December 6, 2022

TEMPO.COCianjur – Gempa susulan kembali terjadi di Cianjur, Jawa Barat. Berdasarkan pantauan Tempo di Desa Cibulakan, Kecamatan Cugenang, Cianjur, gempa susulan tersebut terjadi pada Rabu 23 November 2022 sekitar pukul 12.00 siang hari. 

Saat gempa susulan tersebut berlangsung, terlihat para relawan gempa Cianjur dan warga yang sedang berteduh dari hujan langsung berhamburan keluar. Mereka terlihat pergi menyelamatkan diri menjauh dari sekitar bangunan. 

Badan Meteorologi Klimatologi dan Geofisika (BMKG) mengkonfirmasi adanya gempa susulan tersebut. Melalui situs resmi BMKG, gempa tersebut terjadi pada 12.08 WIB. BMKG mendeteksi gempa susulan tersebut dirasakan di Kecamatan Warungkondang, Cianjur. Untuk besaran kekuatan gempanya,menurut BMKG, adalah magnitudo 2,8.

Sebelumnya Badan Meteorologi Klimatologi, dan Geofisika (BMKG) mencatat terjadi 161 kali gempa susulan di Kabupaten Cianjur, Jawa Barat hingga pukul 07.00 WIB. “Jumlah gempa susulan hingga 23 November 2022 pukul 07.00 WIB sebanyak 161 gempa susulan,” ujar Kepala Pusat Gempabumi dan Tsunami BMKG, Daryono, Rabu 23 November 2022.

Ia menambahkan, tidak ada gempa susulan sejak pukul 05.24 WIB. Magnitudo gempa susulan terbesar tercatat berkekuatan M4,2 dan terkecil M1,2.

“Frekuensi gempa susulan per periode enam jam semakin jarang terjadi. Semoga segera aman kembali,” ujarnya.

Ia mengatakan, berdasarkan analisis mekanisme sumbernya, gempa Cianjur, Jawa Barat memiliki patahan geser ke kiri.

“Ini mirip dengan karakteristik sesar Cimandiri, sehingga ini diduga sesar atau patahan Cimandiri, dan itu benar karena memang ini berada di zona sistem sesar tersebut,” papar Daryono.

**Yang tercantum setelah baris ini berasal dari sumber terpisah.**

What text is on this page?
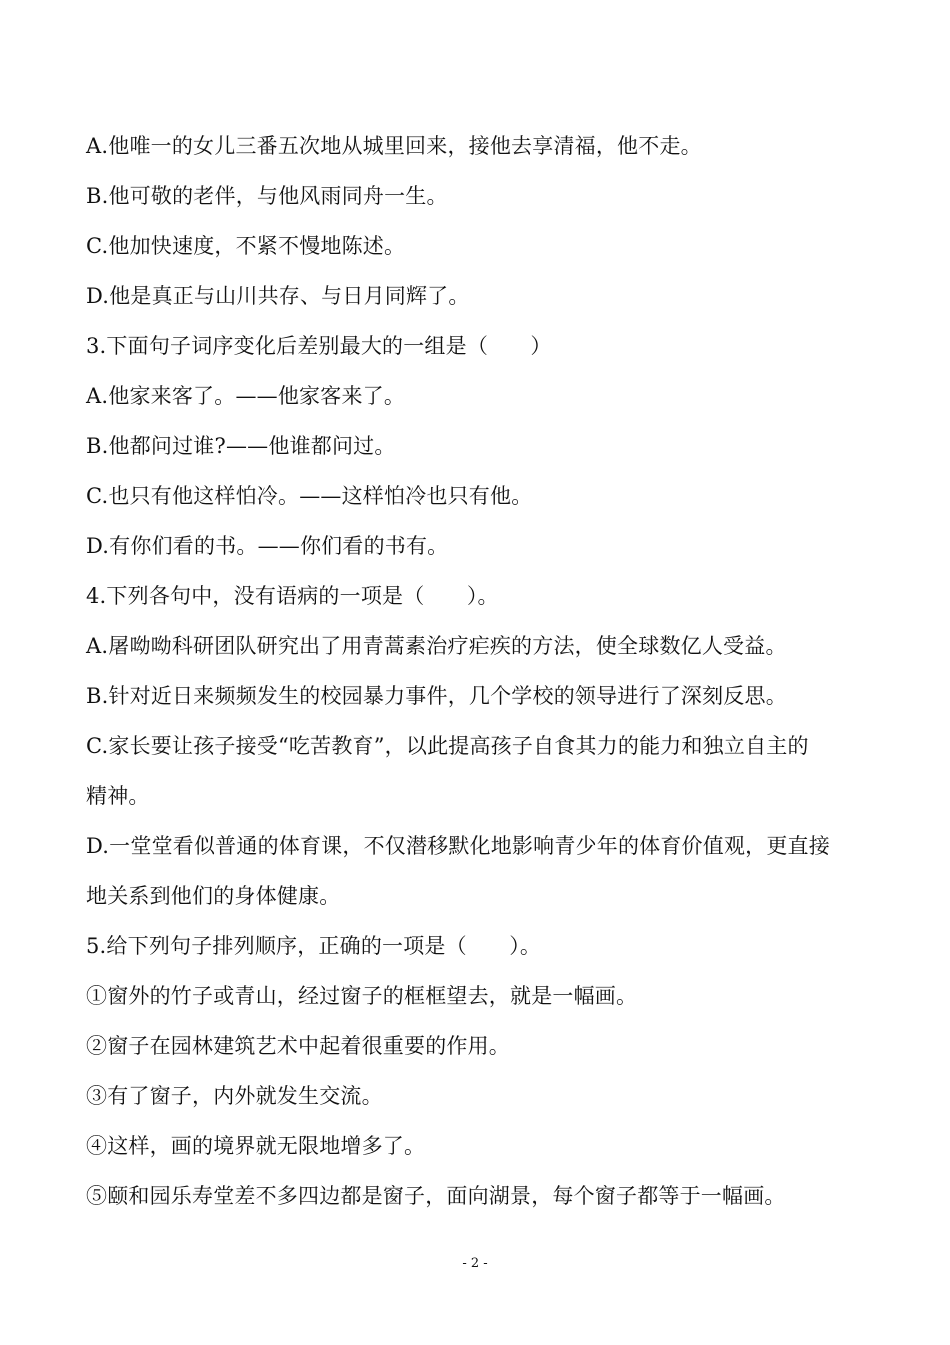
A.他唯一的女儿三番五次地从城里回来，接他去享清福，他不走。
B.他可敬的老伴，与他风雨同舟一生。
C.他加快速度，不紧不慢地陈述。
D.他是真正与山川共存、与日月同辉了。
3.下面句子词序变化后差别最大的一组是（　　）
A.他家来客了。——他家客来了。
B.他都问过谁?——他谁都问过。
C.也只有他这样怕冷。——这样怕冷也只有他。
D.有你们看的书。——你们看的书有。
4.下列各句中，没有语病的一项是（　　）。
A.屠呦呦科研团队研究出了用青蒿素治疗疟疾的方法，使全球数亿人受益。
B.针对近日来频频发生的校园暴力事件，几个学校的领导进行了深刻反思。
C.家长要让孩子接受“吃苦教育”，以此提高孩子自食其力的能力和独立自主的
精神。
D.一堂堂看似普通的体育课，不仅潜移默化地影响青少年的体育价值观，更直接
地关系到他们的身体健康。
5.给下列句子排列顺序，正确的一项是（　　）。
①窗外的竹子或青山，经过窗子的框框望去，就是一幅画。
②窗子在园林建筑艺术中起着很重要的作用。
③有了窗子，内外就发生交流。
④这样，画的境界就无限地增多了。
⑤颐和园乐寿堂差不多四边都是窗子，面向湖景，每个窗子都等于一幅画。
- 2 -
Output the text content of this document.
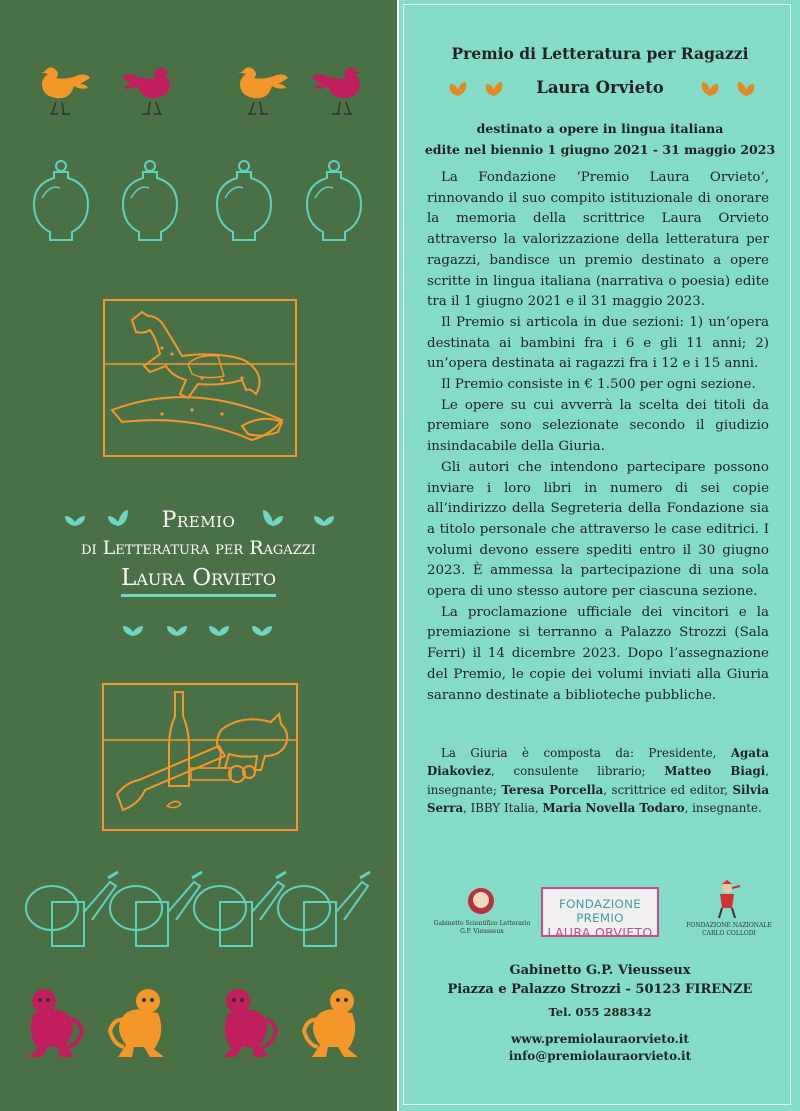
Premio
di Letteratura per Ragazzi
Laura Orvieto
Premio di Letteratura per Ragazzi
Laura Orvieto
destinato a opere in lingua italiana
edite nel biennio 1 giugno 2021 - 31 maggio 2023

La Fondazione ‘Premio Laura Orvieto’, rinnovando il suo compito istituzionale di onorare la memoria della scrittrice Laura Orvieto attraverso la valorizzazione della letteratura per ragazzi, bandisce un premio destinato a opere scritte in lingua italiana (narrativa o poesia) edite tra il 1 giugno 2021 e il 31 maggio 2023.

Il Premio si articola in due sezioni: 1) un’opera destinata ai bambini fra i 6 e gli 11 anni; 2) un’opera destinata ai ragazzi fra i 12 e i 15 anni.

Il Premio consiste in € 1.500 per ogni sezione.

Le opere su cui avverrà la scelta dei titoli da premiare sono selezionate secondo il giudizio insindacabile della Giuria.

Gli autori che intendono partecipare possono inviare i loro libri in numero di sei copie all’indirizzo della Segreteria della Fondazione sia a titolo personale che attraverso le case editrici. I volumi devono essere spediti entro il 30 giugno 2023. È ammessa la partecipazione di una sola opera di uno stesso autore per ciascuna sezione.

La proclamazione ufficiale dei vincitori e la premiazione si terranno a Palazzo Strozzi (Sala Ferri) il 14 dicembre 2023. Dopo l’assegnazione del Premio, le copie dei volumi inviati alla Giuria saranno destinate a biblioteche pubbliche.

La Giuria è composta da: Presidente, Agata Diakoviez, consulente librario; Matteo Biagi, insegnante; Teresa Porcella, scrittrice ed editor, Silvia Serra, IBBY Italia, Maria Novella Todaro, insegnante.
Gabinetto Scientifico Letterario
G.P. Vieusseux
FONDAZIONE PREMIO
LAURA ORVIETO	FONDAZIONE NAZIONALE
CARLO COLLODI
Gabinetto G.P. Vieusseux
Piazza e Palazzo Strozzi - 50123 FIRENZE
Tel. 055 288342
www.premiolauraorvieto.it
info@premiolauraorvieto.it
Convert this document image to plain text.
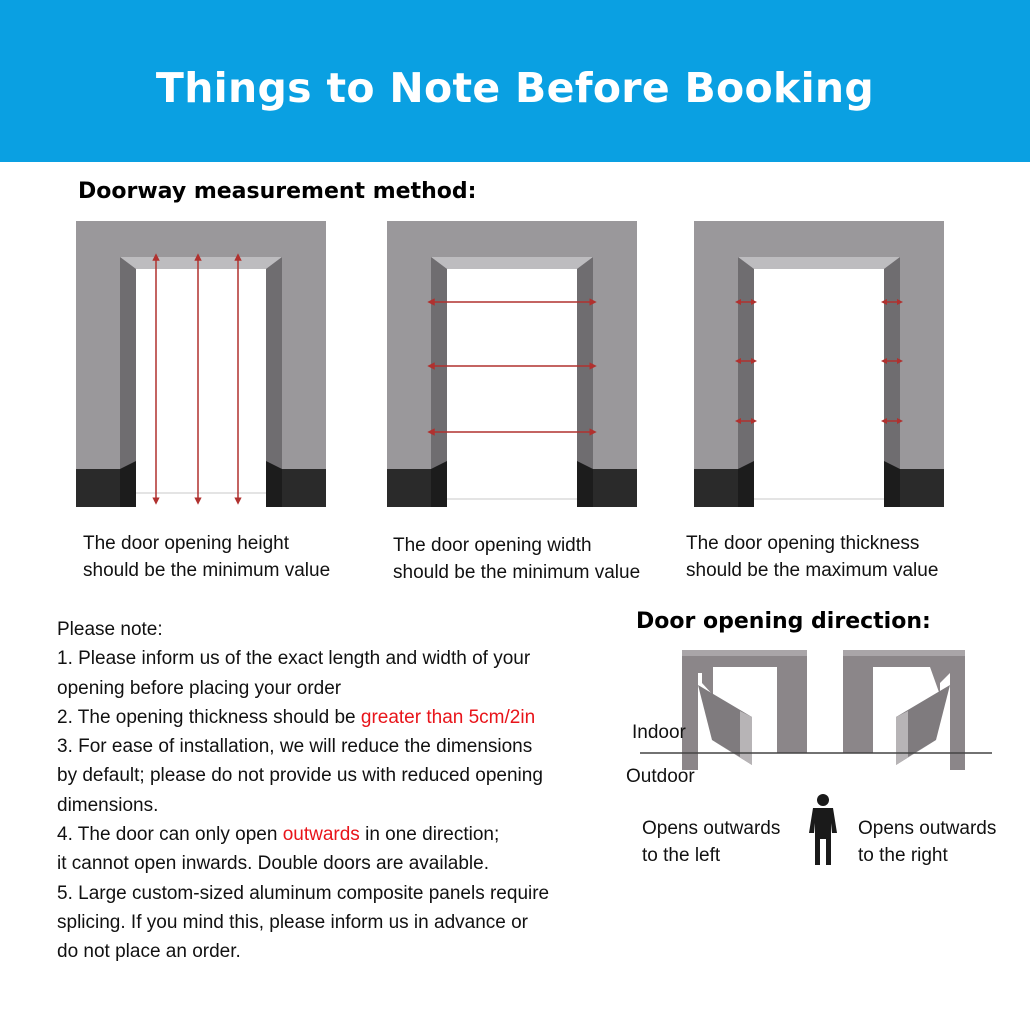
Things to Note Before Booking
Doorway measurement method:
The door opening height
should be the minimum value
The door opening width
should be the minimum value
The door opening thickness
should be the maximum value
Please note:
1. Please inform us of the exact length and width of your
opening before placing your order
2. The opening thickness should be greater than 5cm/2in
3. For ease of installation, we will reduce the dimensions
by default; please do not provide us with reduced opening
dimensions.
4. The door can only open outwards in one direction;
it cannot open inwards. Double doors are available.
5. Large custom-sized aluminum composite panels require
splicing. If you mind this, please inform us in advance or
do not place an order.
Door opening direction:
Indoor
Outdoor
Opens outwards
to the left
Opens outwards
to the right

Sementara itu, Badan Nasional Penanggulangan Bencana (BNPB) hingga Selasa 22 November 2022 mencatat sebanyak 268 korban meninggal akibat gempa. Dari 268 korban tersebut, sudah teridentifikasi identitasnya sebanyak 122 jenazah.

Kemudian BNPB juga mencatat, terdapat 151 korban hilang, dan masih dalam pencarian. Untuk korban luka-luka sebanyak 1.083 orang, jumlah pengungsi 58.362 orang. Sementara rumah rusak berat sejumlah 6.570 unit, rumah rusak sedang sejumlah 2.071 unit, rumah rusak ringan 12.641 unit. Data itu masih berkembang seiring dengan terus dilaksanakannya pendataan.